A photo of Laura Haney, who has ITP and MS

Laura found out she had immune thrombocytopenia after random blood work revealed her platelet count was very low.  Suffering also from MS, she learned that, although there isn’t always a solution, helping others living with an illness makes her feel better.

Laura explique à la communauté des malades rares que les médecins ne considèrent pas tous les taux de plaquettes de la même manière. Elle se souvient que l'hématologue qu'elle a consulté ne voulait pas la traiter si ses plaquettes n'étaient pas inférieures à 30 000. En revanche, son neurologue voulait la traiter immédiatement avec des IgIV pour sa SEP. Après avoir commencé ce traitement, le taux de plaquettes de Laura a encore baissé.

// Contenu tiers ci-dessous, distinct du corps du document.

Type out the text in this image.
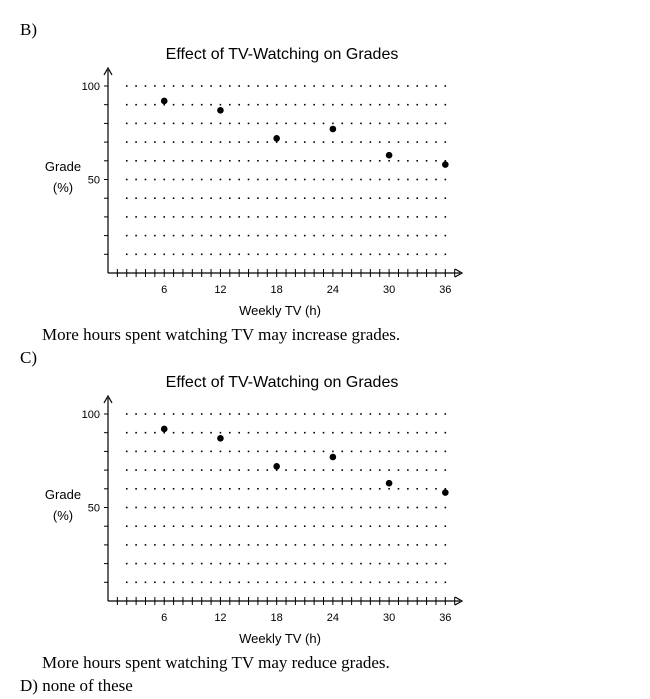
B)
Effect of TV-Watching on Grades
Grade
(%)
Weekly TV (h)
50
100
6	12	18	24	30	36
More hours spent watching TV may increase grades.
C)
Effect of TV-Watching on Grades
Grade
(%)
Weekly TV (h)
50
100
6	12	18	24	30	36
More hours spent watching TV may reduce grades.
D) none of these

La vie quotidienne de Laura et ses conseils

While living with ITP,  Laura has been experiencing fatigue that’s “off the charts.” She is currently in a wheelchair because of her MS and gets in-home Physical Therapy or goes online for MS gym programs. Laura keeps a diary of symptoms, so she can see any patterns that may arise and share them with her doctor. 

Additionally, Laura visits ITP Facebook groups but is put off by a lot of the complaining and despair. The attitude she adopts is “to take everything with a grain of salt.” She advises “to accept that you can only do so much– yet, you don’t want to always be afraid to do something.” 

Laura passe également beaucoup de temps à lire et à se renseigner sur le PTI. Son objectif est de compter sur elle-même et d'être suffisamment informée pour prendre de bonnes décisions. Elle se pose encore des questions sur les petites choses, comme ce qu'il est bon de manger ou non pour son taux de plaquettes ou le type de médicament qu'elle peut prendre en toute sécurité pour un mal de tête.

L'expérience de Laura dans la participation à une étude clinique

Laura has participated in a clinical trial for MS, but not yet for ITP. “The study team treated me like a queen,” Laura recalls. “They were always interested in how I was feeling, and always listened to what I had to say.”

Laura a entendu parler de l'essai clinique par son neurologue, qui communique fréquemment avec elle par courriel. Après avoir consulté sept autres neurologues, ce qu'elle préfère chez son neurologue actuel, c'est qu'il l'informe des nouveautés et lui demande ce qui se passe. Elle apprécie qu'il se soucie d'elle et qu'il lui parle ouvertement.